Keep an eye on this one: astronomers find a potentially habitable ice world


An exoplanet called LHS 1140 b could be the closest habitable world to Earth, an analysis of data collected by the James Webb Space Telescope (JWST) has shown.

Located 48 light-years away in the constellation Cetus, LHS 1140 b is one of the most promising exoplanets found in another star’s habitable zone, according to the study led by a team of astronomers from Université de Montréal (UdeM) in Canada.

The planet is 1.7 times the size of Earth and is located in the so-called “Goldilocks’ Zone” of the low-mass red dwarf star it orbits. Exoplanets in this zone have temperatures that could allow water to exist on them in liquid form.

According to researchers, LHS 1140 b is either completely covered in ice – similar to Jupiter’s moon Europa – or maybe an ice world with a “bull’s eye” of a liquid ocean and a stable, cloudy atmosphere.
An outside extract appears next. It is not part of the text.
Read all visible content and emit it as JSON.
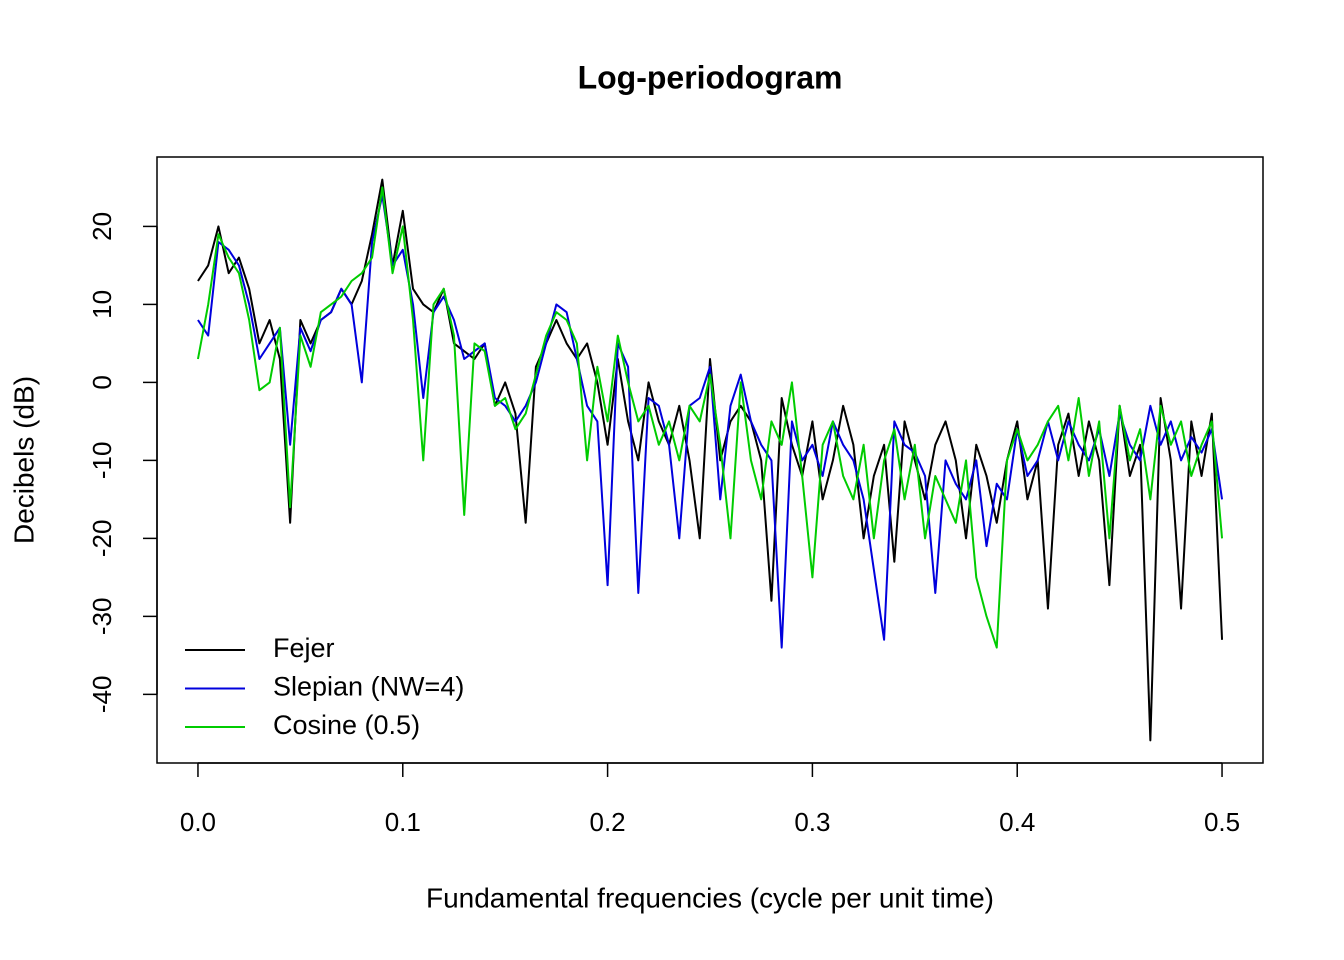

The ocean is believed to measure about 4,000 kilometers in diameter, equivalent to half of the surface area of the Atlantic Ocean.

The surface temperature in the middle of this alien ocean could even be a pleasant 20 degrees Celsius, all of which suggests that the planet is a promising “super-Earth,” according to researchers.

“Of all currently known temperate exoplanets, LHS 1140 b could well be our best bet to one day indirectly confirm liquid water on the surface of an alien world beyond our Solar System,” said Charles Cadieux, a Ph.D. student at UdeM and lead author of the study.

“This would be a major milestone in the search for potentially habitable exoplanets,” Cadieux said.

From 'mini-Neptune' to 'super-Earth'

When the planet was first discovered, astronomers speculated it might be a gaseous “mini-Neptune.” However, the analysis of data from the JWST collected in December 2023 “strongly” excluded that scenario, researchers said.

The new evidence suggested that LHS 1140 b might not only have liquid water but also a nitrogen-rich secondary atmosphere that came to be after the world initially formed.

“This is the first time we have ever seen a hint of an atmosphere on a habitable zone rocky or ice-rich exoplanet,” said Ryan MacDonald, an astronomer from the University of Michigan who contributed to the research.

“LHS 1140 b is one of the best small exoplanets in the habitable zone capable of supporting a thick atmosphere, and we might just have found evidence of air on this world,” MacDonald said.

More data and time are needed to confirm the findings, according to UdeM professor René Doyon, who supervised the study. More specifically, researchers will need at least a year of observations to verify that LHS 1140 b has an atmosphere and up to three years more to detect carbon dioxide.

“Detecting an Earth-like atmosphere on a temperate planet is pushing Webb’s capabilities to its limits – it’s feasible, we just need lots of observing time,” said Doyon.

Due to its limited visibility with the JWST, the planet can only be observed at a maximum of eight times per year. It means that the telescope will have to observe it “at every possible opportunity” for several years to determine whether it has habitable surface conditions.

The results of the study are available on arXiv, an open-access research platform, and will soon be published in The Astrophysical Journal Letters, a peer-reviewed publication.